Purvine describes the mathematical exploration of higher order interactions as the mapping of new dimensions. She suggested that a graph is like a foundation for a plot of two-dimensional land. There are many three-dimensional buildings that could be built on top. They look identical from ground level but the structures you build on top are different.

Use the Hypergraph

This is where math becomes particularly complicated and interesting. A hypergraph is a higher-order analog of a graph. It has hyperedges instead of edges. This means that it can represent multi-way or multilinear relationships. A hyperedge can be viewed as a surface instead of a line. It could be compared to a tarp that is staked in three or four places.
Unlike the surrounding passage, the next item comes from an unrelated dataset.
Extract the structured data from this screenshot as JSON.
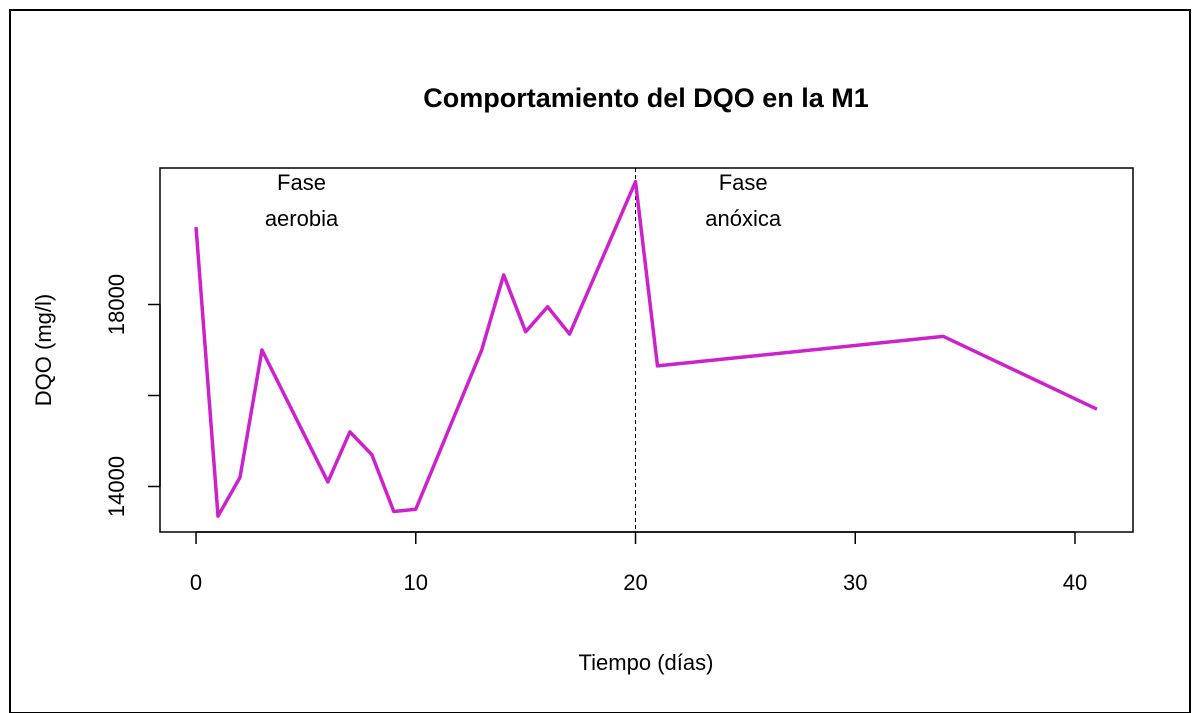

This is great, but we still don't know a lot about the relationships between these structures and their conventional counterparts. Mathematicians are learning how graph theory applies to higher-order interactions. This opens up new avenues of exploration.

A hypergraph can reveal the relationships that a big data set can produce. An ordinary graph cannot. This is why the world of scientific publishing, a very simple example, can be used to illustrate this. Imagine two data sets containing papers coauthored up to three mathematicians. Let's call them A, BC, and C. The other data set contains six papers with two papers from each of the three distinct groups (AB, AC and BC). The second data set contains two papers, each one coauthored by all three mathematicians (ABC).